See validation-engine/API.md for the full embedding API.

Node.js

import { RegoEngine, TemplateFile } from "@aws/cloudformation-validate";

const engine = new RegoEngine();
const report = engine.validateStandard(new TemplateFile("template.yaml"));
for (const d of report.diagnostics) {
    console.log(`[${d.severity}] ${d.ruleId}: ${d.message}`);
}
engine.free();

JVM (Kotlin)

import com.amazonaws.cloudformation.validation.*
import java.io.File

val engine = RegoEngine()
val report = engine.validateStandard(File("template.yaml"))
for (d in report.diagnostics) {
    println("[${d.severity}] ${d.ruleId}: ${d.message}")
}

Rules

Bring your own rules in any of three formats — all loadable from the CLI and the library:

  • CEL (.json) — property and data-driven checks, evaluated by the CEL engine.
  • Rego (.rego) — complex cross-resource logic, evaluated by the Rego engine.
  • Guard DSL (.guard) — declarative compliance rules, translated automatically and usable with either engine.

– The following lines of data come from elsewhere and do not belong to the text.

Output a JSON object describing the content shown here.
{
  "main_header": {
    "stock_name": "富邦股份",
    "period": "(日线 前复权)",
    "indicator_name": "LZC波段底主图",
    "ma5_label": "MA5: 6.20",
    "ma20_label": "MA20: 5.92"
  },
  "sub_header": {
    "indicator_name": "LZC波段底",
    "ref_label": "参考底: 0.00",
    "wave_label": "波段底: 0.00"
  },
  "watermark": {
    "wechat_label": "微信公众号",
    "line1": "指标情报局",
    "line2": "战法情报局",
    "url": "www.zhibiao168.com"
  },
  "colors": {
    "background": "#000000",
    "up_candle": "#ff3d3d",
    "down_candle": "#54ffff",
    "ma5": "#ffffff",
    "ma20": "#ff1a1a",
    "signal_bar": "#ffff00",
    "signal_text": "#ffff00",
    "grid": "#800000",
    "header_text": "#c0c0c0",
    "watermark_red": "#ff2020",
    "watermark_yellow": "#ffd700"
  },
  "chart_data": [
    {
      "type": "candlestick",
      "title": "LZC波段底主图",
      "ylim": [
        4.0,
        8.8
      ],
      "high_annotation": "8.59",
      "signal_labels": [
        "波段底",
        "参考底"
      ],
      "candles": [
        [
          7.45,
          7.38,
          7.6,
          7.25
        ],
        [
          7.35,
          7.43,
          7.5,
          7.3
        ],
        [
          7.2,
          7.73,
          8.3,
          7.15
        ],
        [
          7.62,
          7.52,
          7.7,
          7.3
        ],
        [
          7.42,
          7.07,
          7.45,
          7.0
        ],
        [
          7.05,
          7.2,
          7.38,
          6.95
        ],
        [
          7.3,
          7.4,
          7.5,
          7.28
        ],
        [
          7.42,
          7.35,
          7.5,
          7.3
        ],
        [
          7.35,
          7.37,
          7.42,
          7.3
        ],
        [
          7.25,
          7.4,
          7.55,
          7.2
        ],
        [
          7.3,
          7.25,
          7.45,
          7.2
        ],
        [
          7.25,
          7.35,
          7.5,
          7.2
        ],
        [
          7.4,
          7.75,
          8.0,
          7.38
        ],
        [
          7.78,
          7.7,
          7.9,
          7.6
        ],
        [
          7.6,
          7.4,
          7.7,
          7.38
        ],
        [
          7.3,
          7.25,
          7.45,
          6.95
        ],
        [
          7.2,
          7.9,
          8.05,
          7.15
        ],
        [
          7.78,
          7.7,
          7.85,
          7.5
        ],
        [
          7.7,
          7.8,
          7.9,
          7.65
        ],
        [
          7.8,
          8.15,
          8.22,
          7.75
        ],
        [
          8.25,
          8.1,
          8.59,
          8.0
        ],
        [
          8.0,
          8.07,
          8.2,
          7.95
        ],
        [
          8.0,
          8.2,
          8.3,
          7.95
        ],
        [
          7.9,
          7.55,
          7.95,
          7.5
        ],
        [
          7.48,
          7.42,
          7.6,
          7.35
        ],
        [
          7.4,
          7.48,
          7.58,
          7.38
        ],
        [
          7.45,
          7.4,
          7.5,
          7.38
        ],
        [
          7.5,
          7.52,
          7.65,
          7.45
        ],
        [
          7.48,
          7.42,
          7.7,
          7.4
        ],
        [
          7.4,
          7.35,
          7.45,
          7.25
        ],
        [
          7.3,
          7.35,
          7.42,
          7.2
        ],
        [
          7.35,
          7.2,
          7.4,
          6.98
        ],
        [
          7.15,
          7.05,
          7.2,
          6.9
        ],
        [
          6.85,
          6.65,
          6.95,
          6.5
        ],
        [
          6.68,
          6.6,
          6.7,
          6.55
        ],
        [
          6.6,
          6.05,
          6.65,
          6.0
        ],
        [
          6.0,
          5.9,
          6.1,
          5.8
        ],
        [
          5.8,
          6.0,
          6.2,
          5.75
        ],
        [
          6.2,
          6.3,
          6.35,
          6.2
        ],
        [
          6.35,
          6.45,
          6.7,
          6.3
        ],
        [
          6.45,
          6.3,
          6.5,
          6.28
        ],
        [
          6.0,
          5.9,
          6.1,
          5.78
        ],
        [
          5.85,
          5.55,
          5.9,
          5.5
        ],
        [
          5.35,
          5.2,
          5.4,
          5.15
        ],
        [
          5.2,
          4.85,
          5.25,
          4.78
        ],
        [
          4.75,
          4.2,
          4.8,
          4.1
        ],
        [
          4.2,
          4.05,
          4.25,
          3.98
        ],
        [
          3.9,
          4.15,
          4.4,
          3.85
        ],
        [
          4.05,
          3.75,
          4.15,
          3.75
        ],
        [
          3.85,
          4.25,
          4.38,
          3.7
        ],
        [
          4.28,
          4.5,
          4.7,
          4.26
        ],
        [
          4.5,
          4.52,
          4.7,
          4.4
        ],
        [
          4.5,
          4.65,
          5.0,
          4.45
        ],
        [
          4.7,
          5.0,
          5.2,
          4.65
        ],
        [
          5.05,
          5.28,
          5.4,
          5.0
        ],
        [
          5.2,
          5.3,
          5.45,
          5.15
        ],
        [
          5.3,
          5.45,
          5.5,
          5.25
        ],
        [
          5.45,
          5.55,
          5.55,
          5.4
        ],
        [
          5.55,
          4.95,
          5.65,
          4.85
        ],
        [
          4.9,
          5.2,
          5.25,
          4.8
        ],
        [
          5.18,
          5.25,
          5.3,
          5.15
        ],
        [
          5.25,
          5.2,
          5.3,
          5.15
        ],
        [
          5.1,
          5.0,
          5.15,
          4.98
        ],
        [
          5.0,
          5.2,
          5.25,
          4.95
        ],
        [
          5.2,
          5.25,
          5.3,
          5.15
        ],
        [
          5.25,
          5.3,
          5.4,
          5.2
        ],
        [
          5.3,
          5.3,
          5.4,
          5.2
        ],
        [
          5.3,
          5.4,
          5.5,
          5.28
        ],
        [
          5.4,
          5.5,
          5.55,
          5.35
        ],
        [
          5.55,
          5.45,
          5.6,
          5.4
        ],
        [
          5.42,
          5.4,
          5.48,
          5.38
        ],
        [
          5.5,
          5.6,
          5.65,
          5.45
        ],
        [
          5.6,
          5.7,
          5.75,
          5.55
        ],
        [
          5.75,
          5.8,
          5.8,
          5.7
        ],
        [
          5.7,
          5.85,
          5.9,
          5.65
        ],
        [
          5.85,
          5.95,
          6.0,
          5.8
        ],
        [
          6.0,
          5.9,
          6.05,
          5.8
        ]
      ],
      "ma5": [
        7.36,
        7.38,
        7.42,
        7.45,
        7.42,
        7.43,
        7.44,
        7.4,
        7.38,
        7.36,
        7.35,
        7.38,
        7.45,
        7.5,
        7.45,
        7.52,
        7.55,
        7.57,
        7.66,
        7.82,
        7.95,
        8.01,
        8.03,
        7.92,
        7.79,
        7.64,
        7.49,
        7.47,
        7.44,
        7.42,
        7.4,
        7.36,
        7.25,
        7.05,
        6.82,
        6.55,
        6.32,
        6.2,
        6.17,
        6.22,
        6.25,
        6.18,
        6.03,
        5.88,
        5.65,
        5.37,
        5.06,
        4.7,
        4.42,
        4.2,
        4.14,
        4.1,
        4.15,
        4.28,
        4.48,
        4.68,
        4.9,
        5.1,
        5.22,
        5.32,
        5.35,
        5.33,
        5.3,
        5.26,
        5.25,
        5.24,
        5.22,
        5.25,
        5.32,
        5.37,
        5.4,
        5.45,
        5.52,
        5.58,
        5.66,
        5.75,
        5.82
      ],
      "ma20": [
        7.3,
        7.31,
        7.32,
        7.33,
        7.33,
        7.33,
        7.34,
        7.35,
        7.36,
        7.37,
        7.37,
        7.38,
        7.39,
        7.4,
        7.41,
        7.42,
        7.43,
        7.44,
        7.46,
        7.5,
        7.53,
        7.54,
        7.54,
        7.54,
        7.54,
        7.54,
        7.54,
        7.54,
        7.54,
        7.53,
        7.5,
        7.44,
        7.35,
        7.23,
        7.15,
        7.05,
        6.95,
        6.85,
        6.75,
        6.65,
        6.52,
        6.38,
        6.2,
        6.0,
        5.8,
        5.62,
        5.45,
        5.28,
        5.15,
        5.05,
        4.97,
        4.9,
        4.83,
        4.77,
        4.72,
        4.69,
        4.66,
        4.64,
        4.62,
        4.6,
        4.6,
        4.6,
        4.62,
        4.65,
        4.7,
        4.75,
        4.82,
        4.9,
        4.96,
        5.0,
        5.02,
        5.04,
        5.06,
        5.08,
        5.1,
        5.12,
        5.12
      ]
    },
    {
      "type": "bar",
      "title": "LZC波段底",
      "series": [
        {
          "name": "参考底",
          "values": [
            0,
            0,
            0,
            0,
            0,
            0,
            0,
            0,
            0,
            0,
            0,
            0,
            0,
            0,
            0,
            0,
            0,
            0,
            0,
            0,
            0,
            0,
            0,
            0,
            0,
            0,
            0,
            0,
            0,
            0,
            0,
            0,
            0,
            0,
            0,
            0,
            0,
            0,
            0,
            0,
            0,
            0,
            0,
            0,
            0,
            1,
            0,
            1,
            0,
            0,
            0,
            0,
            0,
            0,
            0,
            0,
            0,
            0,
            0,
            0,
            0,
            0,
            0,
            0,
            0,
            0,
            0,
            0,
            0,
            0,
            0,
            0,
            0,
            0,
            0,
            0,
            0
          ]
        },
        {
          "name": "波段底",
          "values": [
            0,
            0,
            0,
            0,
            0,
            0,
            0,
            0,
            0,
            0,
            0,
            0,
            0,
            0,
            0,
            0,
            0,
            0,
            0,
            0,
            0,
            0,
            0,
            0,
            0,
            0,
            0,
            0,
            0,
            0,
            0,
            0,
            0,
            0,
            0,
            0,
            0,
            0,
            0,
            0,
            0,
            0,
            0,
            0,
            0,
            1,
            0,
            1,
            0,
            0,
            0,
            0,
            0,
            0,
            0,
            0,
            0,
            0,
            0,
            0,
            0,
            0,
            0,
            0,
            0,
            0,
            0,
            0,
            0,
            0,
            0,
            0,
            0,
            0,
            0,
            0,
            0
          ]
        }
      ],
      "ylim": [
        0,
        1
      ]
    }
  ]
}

See RULES and CUSTOM_RULES.md for the formats, available context, and examples.

Repository layout

This is a Cargo workspace. The main crates:

Crate Role
cfn-validate cfn-validate CLI and cfn-benchmark binary
validation-engine ValidationEngine trait, orchestration pipeline, Step Functions validation
template-model Template parser, intrinsic resolver, condition SAT solver, reference graph
rules Rule registry, severity model, categories, and diagnostic filtering
diagnostics Shared types: Diagnostic, SourceSpan, ValidationReport, metrics
schema-validator JSON Schema validation against compiled CloudFormation provider schemas
rego-engine Rego-based rule evaluation with custom builtins
cel-engine Native Rust rules plus a CEL interpreter for custom rules
guard-translator Parses Guard DSL into an engine-agnostic intermediate representation
bindings-wasm WASM bindings for Node.js
bindings-jvm JVM bindings (Kotlin/Java) via UniFFI

Security

If you discover a potential security issue, please do not open a public GitHub issue. Report it privately through AWS Vulnerability Reporting instead.

License

Licensed under the Apache License 2.0. See NOTICE for attributions and THIRD-PARTY-LICENSES.txt for third-party license details.